With her free hand Rei began getting white knuckles as she balled up Darien's coat in her fist. "SSSERENA!!!" Rei yelled
(Uh oh) Serena turned to run
"I'M GONNA KILL YOU!" Rei dropped Darien's head to the ground (once again) and started a high-speed chase. Lita screamed when Rei came barreling after her too. WAAAAAAAA! Lita and Serena Shrieked running circles around Ami, Andrew and the body that was just lying there. Ami, the blue haired levelheaded genius, once again took the mature control of the medical situation. Neatly setting her book down beside her she lifted the man's head into her lap and proceeded to check his pulse, temperature, and eye dilation. Andrew watched with interest. After she was convinced that his life was no immediate danger she pulled out the smelling salts that she always kept handy for any such situations. (Ami wants to be a doctor like her mother, so being, she's prepared for any medical emergency.) While waving the salts under the unconscious's nose, she observed that his features were really quite stunning. His silky jet black hair, perfect build, and good fashion sense were all so obvious that even Ami, who hardly ever noticed anything about guys in general, noticed them. And Darien, Rei said his name was Darien, it was really a nice name and it fit him really well. Surprised at how her mind was wandering Amy blushed when he stirred in her arms. Ignoring the scream parade going on around her she cupped Darien's face in her hands and asked him if he could remember who he was. (Those bumps have got to have knocked something lose.) Thought Ami as she examined the back of his head. She wouldn't be surprised if it swelled to twice its usual size...

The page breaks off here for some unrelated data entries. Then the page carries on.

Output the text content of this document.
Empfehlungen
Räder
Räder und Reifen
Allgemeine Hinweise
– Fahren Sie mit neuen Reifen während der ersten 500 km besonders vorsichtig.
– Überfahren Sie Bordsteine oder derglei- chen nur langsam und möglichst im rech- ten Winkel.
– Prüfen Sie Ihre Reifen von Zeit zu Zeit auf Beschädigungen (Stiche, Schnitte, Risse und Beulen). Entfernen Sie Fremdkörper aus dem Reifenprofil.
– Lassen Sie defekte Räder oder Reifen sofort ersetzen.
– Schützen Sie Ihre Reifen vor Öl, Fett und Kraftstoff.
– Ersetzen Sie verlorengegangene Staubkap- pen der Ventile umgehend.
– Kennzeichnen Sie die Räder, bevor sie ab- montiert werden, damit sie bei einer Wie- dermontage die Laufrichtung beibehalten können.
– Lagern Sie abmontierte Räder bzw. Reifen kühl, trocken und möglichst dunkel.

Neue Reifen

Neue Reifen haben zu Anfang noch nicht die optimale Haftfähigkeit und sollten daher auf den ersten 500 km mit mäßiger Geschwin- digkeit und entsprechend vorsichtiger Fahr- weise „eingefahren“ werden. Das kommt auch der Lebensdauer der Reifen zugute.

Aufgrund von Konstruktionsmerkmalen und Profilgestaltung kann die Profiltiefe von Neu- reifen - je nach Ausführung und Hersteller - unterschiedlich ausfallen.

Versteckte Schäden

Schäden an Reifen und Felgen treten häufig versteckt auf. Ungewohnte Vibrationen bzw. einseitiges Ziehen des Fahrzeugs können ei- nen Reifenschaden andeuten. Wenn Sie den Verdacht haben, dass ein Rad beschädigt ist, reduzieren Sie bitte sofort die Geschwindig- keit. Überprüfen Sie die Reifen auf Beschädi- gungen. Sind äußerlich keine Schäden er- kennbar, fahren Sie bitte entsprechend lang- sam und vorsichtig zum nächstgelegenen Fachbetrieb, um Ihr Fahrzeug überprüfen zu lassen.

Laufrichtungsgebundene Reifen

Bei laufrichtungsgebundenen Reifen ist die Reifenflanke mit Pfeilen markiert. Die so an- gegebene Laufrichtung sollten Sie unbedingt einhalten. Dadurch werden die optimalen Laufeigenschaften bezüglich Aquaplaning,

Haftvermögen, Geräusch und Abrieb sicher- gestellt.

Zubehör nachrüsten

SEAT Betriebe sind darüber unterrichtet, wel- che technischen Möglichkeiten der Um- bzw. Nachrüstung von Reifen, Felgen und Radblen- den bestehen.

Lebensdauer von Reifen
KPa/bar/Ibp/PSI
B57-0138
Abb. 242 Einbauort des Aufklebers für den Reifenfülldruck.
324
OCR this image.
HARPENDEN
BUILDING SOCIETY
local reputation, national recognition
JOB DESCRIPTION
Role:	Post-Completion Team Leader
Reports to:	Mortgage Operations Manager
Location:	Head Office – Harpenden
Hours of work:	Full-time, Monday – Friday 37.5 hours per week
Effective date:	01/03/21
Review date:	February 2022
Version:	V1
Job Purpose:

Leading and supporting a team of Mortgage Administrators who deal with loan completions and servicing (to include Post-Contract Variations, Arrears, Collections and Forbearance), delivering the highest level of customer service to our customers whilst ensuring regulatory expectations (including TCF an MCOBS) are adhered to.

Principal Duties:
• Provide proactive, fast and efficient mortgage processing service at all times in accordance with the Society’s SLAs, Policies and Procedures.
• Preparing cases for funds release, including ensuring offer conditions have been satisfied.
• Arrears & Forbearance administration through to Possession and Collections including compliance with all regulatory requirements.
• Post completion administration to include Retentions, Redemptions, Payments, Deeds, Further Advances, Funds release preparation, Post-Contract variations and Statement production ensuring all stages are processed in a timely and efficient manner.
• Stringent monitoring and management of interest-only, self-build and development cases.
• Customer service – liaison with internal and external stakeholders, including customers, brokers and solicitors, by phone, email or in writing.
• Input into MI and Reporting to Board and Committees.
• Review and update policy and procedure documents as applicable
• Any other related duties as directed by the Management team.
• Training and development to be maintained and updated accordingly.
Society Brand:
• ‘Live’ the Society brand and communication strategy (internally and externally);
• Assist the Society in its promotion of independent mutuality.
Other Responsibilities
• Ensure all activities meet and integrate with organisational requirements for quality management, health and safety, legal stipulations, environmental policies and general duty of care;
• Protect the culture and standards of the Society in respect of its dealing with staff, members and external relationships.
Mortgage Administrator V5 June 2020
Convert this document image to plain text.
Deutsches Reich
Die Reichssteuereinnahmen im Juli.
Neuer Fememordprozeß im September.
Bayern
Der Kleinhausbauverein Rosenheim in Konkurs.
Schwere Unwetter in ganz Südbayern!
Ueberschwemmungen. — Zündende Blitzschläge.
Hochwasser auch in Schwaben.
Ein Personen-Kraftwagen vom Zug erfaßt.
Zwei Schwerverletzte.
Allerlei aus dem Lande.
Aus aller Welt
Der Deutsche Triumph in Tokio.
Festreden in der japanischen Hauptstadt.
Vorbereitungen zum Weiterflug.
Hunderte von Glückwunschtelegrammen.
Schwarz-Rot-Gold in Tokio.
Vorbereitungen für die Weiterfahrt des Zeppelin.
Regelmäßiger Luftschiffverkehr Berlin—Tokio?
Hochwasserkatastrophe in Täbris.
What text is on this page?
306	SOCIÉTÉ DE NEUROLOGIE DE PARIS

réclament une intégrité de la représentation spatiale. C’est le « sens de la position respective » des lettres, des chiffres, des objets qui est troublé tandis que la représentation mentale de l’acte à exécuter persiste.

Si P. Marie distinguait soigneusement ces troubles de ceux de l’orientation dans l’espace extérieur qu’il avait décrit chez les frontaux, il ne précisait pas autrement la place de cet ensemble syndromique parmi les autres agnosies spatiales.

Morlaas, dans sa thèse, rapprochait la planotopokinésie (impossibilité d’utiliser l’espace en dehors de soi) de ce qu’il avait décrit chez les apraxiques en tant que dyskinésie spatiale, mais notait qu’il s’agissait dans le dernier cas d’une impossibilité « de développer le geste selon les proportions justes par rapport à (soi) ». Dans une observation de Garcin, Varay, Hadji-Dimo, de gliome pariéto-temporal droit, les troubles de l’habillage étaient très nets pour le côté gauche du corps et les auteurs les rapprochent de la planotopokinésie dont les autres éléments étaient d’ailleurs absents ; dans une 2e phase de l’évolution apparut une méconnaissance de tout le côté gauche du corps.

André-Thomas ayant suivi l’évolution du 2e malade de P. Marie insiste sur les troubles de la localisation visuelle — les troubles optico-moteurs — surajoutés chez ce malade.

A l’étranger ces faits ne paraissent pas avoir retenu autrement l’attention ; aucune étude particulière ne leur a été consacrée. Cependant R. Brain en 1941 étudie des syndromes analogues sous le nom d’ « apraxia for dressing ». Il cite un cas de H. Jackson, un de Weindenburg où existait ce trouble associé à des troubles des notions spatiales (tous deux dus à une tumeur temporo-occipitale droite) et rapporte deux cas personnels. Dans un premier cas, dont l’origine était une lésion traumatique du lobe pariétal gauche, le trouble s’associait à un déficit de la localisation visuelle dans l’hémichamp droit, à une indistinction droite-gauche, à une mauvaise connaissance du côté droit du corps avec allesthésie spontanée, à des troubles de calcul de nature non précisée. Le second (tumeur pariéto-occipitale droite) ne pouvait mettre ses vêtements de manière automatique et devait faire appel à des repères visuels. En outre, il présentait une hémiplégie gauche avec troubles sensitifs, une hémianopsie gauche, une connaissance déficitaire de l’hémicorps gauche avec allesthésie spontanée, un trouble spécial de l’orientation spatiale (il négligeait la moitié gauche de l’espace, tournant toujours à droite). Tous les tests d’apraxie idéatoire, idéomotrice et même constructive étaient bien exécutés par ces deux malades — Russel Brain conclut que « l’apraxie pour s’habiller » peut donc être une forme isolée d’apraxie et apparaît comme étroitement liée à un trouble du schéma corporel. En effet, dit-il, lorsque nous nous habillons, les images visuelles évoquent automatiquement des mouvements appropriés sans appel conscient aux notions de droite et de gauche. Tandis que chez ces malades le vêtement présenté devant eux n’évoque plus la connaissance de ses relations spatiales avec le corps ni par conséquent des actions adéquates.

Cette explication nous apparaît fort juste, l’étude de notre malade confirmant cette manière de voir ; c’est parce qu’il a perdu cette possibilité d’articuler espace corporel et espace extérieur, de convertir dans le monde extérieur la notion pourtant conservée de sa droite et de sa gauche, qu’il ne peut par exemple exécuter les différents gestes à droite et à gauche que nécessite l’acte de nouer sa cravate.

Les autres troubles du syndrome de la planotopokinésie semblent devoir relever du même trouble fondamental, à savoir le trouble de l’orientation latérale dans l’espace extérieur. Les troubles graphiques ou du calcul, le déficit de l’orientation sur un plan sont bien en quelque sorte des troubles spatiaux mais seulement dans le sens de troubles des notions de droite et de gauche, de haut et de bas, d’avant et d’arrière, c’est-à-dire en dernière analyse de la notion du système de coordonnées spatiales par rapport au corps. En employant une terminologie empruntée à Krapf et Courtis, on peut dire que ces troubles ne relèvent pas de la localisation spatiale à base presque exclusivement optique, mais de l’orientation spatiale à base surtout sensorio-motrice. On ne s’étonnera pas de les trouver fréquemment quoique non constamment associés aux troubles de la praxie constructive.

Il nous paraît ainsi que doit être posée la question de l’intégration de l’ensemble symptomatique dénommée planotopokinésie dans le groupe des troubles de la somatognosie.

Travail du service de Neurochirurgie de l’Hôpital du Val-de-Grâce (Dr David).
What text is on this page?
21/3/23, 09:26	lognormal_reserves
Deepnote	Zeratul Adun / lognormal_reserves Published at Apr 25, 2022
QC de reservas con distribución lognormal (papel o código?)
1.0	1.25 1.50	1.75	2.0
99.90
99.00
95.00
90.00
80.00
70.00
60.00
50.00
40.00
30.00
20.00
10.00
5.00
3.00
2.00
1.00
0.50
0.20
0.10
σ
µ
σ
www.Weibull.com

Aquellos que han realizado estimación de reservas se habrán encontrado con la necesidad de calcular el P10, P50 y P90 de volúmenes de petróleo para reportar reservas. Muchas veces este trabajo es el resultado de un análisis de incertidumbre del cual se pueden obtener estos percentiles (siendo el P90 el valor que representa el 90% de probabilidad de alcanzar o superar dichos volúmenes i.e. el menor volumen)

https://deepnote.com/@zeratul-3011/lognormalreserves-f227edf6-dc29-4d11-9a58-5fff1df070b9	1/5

"m'unna'ill'dead!" Darien said as he shot up and pushed the disgusting salts away from his face.

Ami lurched forward to calm the man down. " O.K. Darien relax and breath, you don't need to be moving so fast after what you just went through. Now say it again.... slower."

Darien looked around wildly from Ami to the three crazy banshees that were chasing each other around them. Two of which he recognized. One of which he had serious business with. He stood up...a little to quickly and Ami quickly stood also to offer support to the taller man, as did Andrew. He looked at her, surprised but grateful and then his eyes went ice cold as he refocused on the banshees. Ami tried again to recapture the attention of her patient. "I'm sorry Darien, what did you say a minute ago?" she asked sweetly.
Darien pulled his arm up off of her shoulders and found his bearings, "I said," he replied as he took a running stance aimed at a certain blonde, "I'M GONNA KILL HERRRRRRR!" he hollered as he took of running at the meatball-head." WAIT 'TILL _I_ GET MY HANDS ON YOU!"
Serena looked back quickly at the sound of a male voice and saw not one, but two dangerously ticked people off running after her blood. She screamed again and tears started to fall as she cried out, "This is not my day!"

"No!" Rei called out this is your FUNERAL!!"

Serena glanced at her watch, (Dang the things I go through for love!) she thought and began running the other way. Leading a very scared Lita, one Dangerous Rei, one utterly ticked and gorgeous Darien (Despite the 132 bumps on the back of his head), and one sighing Ami, and one bewildered Andrew to the biggest and most romantic contest Juuban would ever see!!

____________________________________END Chpt.4_________________________________

Yep so there it is as promised! Ok so know contest results yet but next chapter there should be. I dunno till I write it. But at least the scouts got in here like I said they would. Sorry this takes place before miss "Venus makes the scene" don't expect her unless I throw her in for good measure during the last few chpts. well anyway once again I'm up late writing. Its 2:27 A.M. I'm a little tired but I must do some weight lifting before bed. So CIOW for now! Arigato for reading minna-san!